Nestled in southern Adams County is a little natural and historic gem called the Munro
Nature Preserve. It is the first and only preserve owned by ACRES in the county. It is
located to the west of the town of Geneva and north of the restored wetlands of the
Limberlost and Loblolly. The preserve is just over twenty-five acres and was generously
donated in 1994 by two sister-in-laws, Esther Munro Cooper and Agnes Biery Fravel
Munro, wife of Esther’s brother Lloyd.
Asa and Edith (Dillon) Munro moved their family of eight from Illinois to southern
Adams County, Indiana in February 1917. The couple’s six children were Esther, Clark,
Ruth, Willard, Lloyd and Warren. They arrived in a 1916 Jeffery seven-passenger touring
car. A railroad box car brought the family’s household goods and livestock, including
two horses, a cat and a dog and a few farm implements. Asa, a farmer by profession,
purchased the land that was known as “the old Porter farm.” This land had at least forty
oil wells on it at one time.
Their daughter, Esther Launa Munro was born in 1900 Piper City, Illinois. She attended
Geneva High School and later taught in Hartford township schools after her graduation
from Indiana University. Esther also attended Ball State University. It was there that she
met and married Dr. Robert Cooper of Muncie. He later was on the faculty at the university
as a biology professor. In 1969, they donated their woods and land to Ball State to be
managed by the Department of Biology. Today it is known as the Esther L. and Robert H.

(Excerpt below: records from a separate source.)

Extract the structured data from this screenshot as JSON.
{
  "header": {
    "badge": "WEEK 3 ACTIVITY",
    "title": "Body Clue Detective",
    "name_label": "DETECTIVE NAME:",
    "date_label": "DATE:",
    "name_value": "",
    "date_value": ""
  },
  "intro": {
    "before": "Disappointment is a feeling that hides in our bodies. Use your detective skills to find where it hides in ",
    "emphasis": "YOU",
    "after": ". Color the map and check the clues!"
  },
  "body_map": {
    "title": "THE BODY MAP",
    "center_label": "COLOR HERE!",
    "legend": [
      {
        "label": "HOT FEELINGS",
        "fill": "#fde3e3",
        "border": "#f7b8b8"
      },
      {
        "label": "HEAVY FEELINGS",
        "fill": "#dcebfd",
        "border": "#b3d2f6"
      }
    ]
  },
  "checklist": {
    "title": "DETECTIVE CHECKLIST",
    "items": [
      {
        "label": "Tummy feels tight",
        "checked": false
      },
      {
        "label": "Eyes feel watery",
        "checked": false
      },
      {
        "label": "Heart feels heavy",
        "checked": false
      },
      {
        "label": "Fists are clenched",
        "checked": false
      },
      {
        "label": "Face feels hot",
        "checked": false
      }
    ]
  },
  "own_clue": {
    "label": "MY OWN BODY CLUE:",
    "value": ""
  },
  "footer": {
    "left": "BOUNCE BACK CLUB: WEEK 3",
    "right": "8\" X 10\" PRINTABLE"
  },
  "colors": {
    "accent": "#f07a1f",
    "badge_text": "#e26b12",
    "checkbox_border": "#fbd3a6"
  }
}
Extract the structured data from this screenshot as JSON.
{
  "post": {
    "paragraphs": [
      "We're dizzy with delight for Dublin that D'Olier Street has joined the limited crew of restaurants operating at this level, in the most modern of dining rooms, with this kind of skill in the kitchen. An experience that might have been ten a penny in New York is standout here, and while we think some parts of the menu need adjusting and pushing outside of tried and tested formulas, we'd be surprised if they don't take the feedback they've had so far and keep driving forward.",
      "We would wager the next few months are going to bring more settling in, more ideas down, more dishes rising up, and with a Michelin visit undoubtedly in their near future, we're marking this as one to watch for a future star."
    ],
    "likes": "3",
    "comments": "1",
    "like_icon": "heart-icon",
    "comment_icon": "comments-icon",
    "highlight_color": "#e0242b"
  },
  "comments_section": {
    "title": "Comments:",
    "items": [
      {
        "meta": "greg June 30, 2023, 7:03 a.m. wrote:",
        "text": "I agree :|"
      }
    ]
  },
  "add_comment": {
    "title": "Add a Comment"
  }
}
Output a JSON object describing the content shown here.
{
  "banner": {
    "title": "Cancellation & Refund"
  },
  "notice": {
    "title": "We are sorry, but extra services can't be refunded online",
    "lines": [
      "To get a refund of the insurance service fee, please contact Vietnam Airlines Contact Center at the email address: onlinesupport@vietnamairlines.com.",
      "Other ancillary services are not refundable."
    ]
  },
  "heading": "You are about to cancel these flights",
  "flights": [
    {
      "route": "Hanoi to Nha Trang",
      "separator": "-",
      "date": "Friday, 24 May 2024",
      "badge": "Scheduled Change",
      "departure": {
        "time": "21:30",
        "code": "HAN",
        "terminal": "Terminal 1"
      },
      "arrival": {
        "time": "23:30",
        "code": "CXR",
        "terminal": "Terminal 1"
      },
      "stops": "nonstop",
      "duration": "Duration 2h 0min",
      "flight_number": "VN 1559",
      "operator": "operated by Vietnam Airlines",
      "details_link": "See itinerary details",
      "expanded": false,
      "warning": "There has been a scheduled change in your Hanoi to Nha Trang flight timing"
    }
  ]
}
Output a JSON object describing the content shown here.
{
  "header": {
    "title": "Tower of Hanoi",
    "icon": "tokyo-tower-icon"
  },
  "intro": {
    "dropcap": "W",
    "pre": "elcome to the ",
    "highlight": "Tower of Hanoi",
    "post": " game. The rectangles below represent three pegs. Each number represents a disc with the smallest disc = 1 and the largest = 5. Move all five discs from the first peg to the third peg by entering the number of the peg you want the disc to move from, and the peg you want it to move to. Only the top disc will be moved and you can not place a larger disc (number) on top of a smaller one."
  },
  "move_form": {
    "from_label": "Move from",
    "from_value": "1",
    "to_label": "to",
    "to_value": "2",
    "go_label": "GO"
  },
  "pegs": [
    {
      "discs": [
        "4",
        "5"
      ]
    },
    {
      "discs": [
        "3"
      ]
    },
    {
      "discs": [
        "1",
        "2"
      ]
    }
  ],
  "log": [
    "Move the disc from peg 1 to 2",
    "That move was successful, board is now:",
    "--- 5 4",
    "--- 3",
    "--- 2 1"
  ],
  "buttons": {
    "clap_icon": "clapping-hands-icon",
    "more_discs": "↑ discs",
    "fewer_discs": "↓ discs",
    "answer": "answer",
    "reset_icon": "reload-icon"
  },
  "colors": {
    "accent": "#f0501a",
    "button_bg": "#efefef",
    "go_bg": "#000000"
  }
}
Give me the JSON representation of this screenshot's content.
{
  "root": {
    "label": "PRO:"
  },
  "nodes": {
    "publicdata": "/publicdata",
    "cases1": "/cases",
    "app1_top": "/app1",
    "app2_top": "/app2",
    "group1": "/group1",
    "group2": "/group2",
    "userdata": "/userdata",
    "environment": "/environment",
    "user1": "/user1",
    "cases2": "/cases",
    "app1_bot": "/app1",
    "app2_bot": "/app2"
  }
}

Cooper Memorial Woodland Area.
The Robert Cooper Audubon Chapter was named in his honor. The society established
the Robert and Esther (Munro) Cooper Conservation Award. Robert and Esther were
honored as the first recipients in 1983.
This preserve was once part of a 239 acres farm owned by Charles Porter and his wife
Gene Stratton-Porter. Even though they lived in a fourteen room cabin in Geneva, the
Porters owned this land from April 1890 to the end of 1906. When Gene wrote about
their farm, she was referring to this land. This farm contained working oil wells when the
Porters owned it.
There is a brick schoolhouse ruins on the property. It is the Hartford Township
Schoolhouse District No. 6 also known as Brushwood. It was built in 1903. The school
was made famous in Gene Stratton-Porter’s book “A Girl of the Limberlost.” It was the
school that the book’s heroine, Elnora Comstock, attended. The youngest of the Munro
children were students at this school.
This area of southern Adams County is rich in the history of the old Limberlost Swamp
and its restored wetlands, the Limberlost State Historic Site, and the Ceylon Bridge
which is the last covered bridge on the Wabash River.
Agnes died in 1996 at the age of 90 and is buried next to Lloyd at the Riverside Cemetery
in Geneva. Esther died in 1997 at the age of 97. We owe them our gratitude for saving
their woods and a piece of Indiana history.